Scale Up and Out: The Changing Face of High Performance Computing
If you were designing and building the Google infrastructure today, what would you build?
It’s an interesting question, and one that doesn’t have a simple answer. The world has changed since the early days of Google. In 1998, a high performance commodity server was a dual-processor system with each processor on a dedicated socket, running at speeds of 200-300MHz. Those systems had 256 –512MB of RAM and a few hundred GB of disk spread across multiple 9GB hard drives running at 7200RPM. 100Mbps Ethernet was the high-end networking protocol. By today’s standards, these systems are memory-hobbled; networks constrained, storage deprived, and suffer from very limited ability to parallelize on a single system. Google solved their problem by building a bigger system composed of these small systems. There wasn’t enough bandwidth on a single system, so they used more systems. A single system didn’t have enough processor power, and could only run a few concurrent processes, so Google ran tasks on more systems. To get capacity, Google added complexity by distributing the work across their fabric, and added cost in the need for more infrastructure and coordinating systems. Google also designed the system to return an answer quickly, even if the answer was based on data minutes, hours, or days out of date. Google’s platform is a monumental engineering achievement, but the question remains: if you were going to build the platform.
“Modern servers can analyze data and produce results fast enough to fill the network capacity, and that’s enough power for an amazing number of high performance problems”
Today, would you make the same choices?
Today, you can order a single high-end server off the shelf that has more processing power, network bandwidth, memory, and disk capacity than a full rack of servers had in 1998. A high-end server these days has 36 cores spread across 2 sockets with each core running at 2GHz or faster, a terabyte of memory, and dozens of terabytes of storage. 40 gigabit Ethernet is common, with 100 gigabit Ethernet on the horizon.
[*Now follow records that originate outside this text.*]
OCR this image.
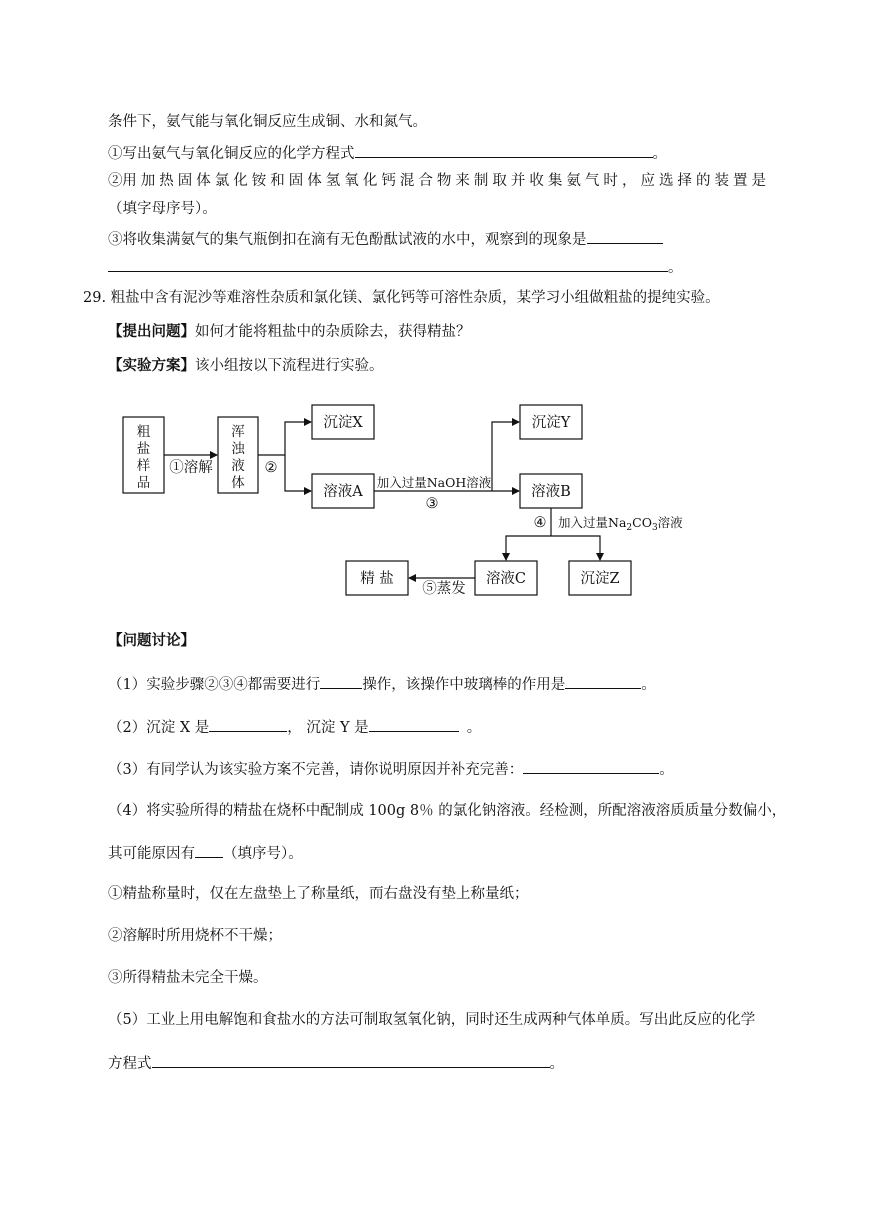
条件下，氨气能与氧化铜反应生成铜、水和氮气。
①写出氨气与氧化铜反应的化学方程式	。
②用 加 热 固 体 氯 化 铵 和 固 体 氢 氧 化 钙 混 合 物 来 制 取 并 收 集 氨 气 时 ， 应 选 择 的 装 置 是
（填字母序号）。
③将收集满氨气的集气瓶倒扣在滴有无色酚酞试液的水中，观察到的现象是
。
29. 粗盐中含有泥沙等难溶性杂质和氯化镁、氯化钙等可溶性杂质，某学习小组做粗盐的提纯实验。
【提出问题】如何才能将粗盐中的杂质除去，获得精盐？
【实验方案】该小组按以下流程进行实验。
粗
盐
样
品
浑
浊
液
体
①溶解	②
沉淀X
溶液A
沉淀Y
溶液B
精 盐	溶液C	沉淀Z
③
④
⑤蒸发
加入过量NaOH溶液
加入过量$Na_2CO_3$溶液
【问题讨论】
（1）实验步骤②③④都需要进行	操作，该操作中玻璃棒的作用是	。
（2）沉淀 X 是	， 沉淀 Y 是	。
（3）有同学认为该实验方案不完善，请你说明原因并补充完善：	。
（4）将实验所得的精盐在烧杯中配制成 100g 8％ 的氯化钠溶液。经检测，所配溶液溶质质量分数偏小，
其可能原因有 （填序号）。
①精盐称量时，仅在左盘垫上了称量纸，而右盘没有垫上称量纸；
②溶解时所用烧杯不干燥；
③所得精盐未完全干燥。
（5）工业上用电解饱和食盐水的方法可制取氢氧化钠，同时还生成两种气体单质。写出此反应的化学
方程式	。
The problems are also tougher. Applications need to do their work faster than ever before. At 60East, we call this the drive to “real-time”. Our customers measure end-to-end performance in microseconds while keeping millions of live records up to date. With our customers, we live high-performance computing in the real world. Like Google, though not yet at the same scale, our customers process message streams at ever increasing pace and volume. Unlike Google, our customers can’t tolerate stale data. Businesses are at stake if their systems can’t keep up. The 60East Advanced Message Processing System (AMPS) processes billions of messages daily, in some of the world’s largest financial institutions. We’ve learned what works, and what doesn’t, through experience.
With today’s abundance of capacity, the problem isn’t finding enough processor power or storage to handle the data. Today, performance is about making sure we fully use the power in our existing systems. Modern servers can analyze data and produce results fast enough to fill the network capacity, and that’s enough power for an amazing number of high performance problems. At 60East, we squeeze every bit of performance out of a single large system before we turn to enlisting more than one system.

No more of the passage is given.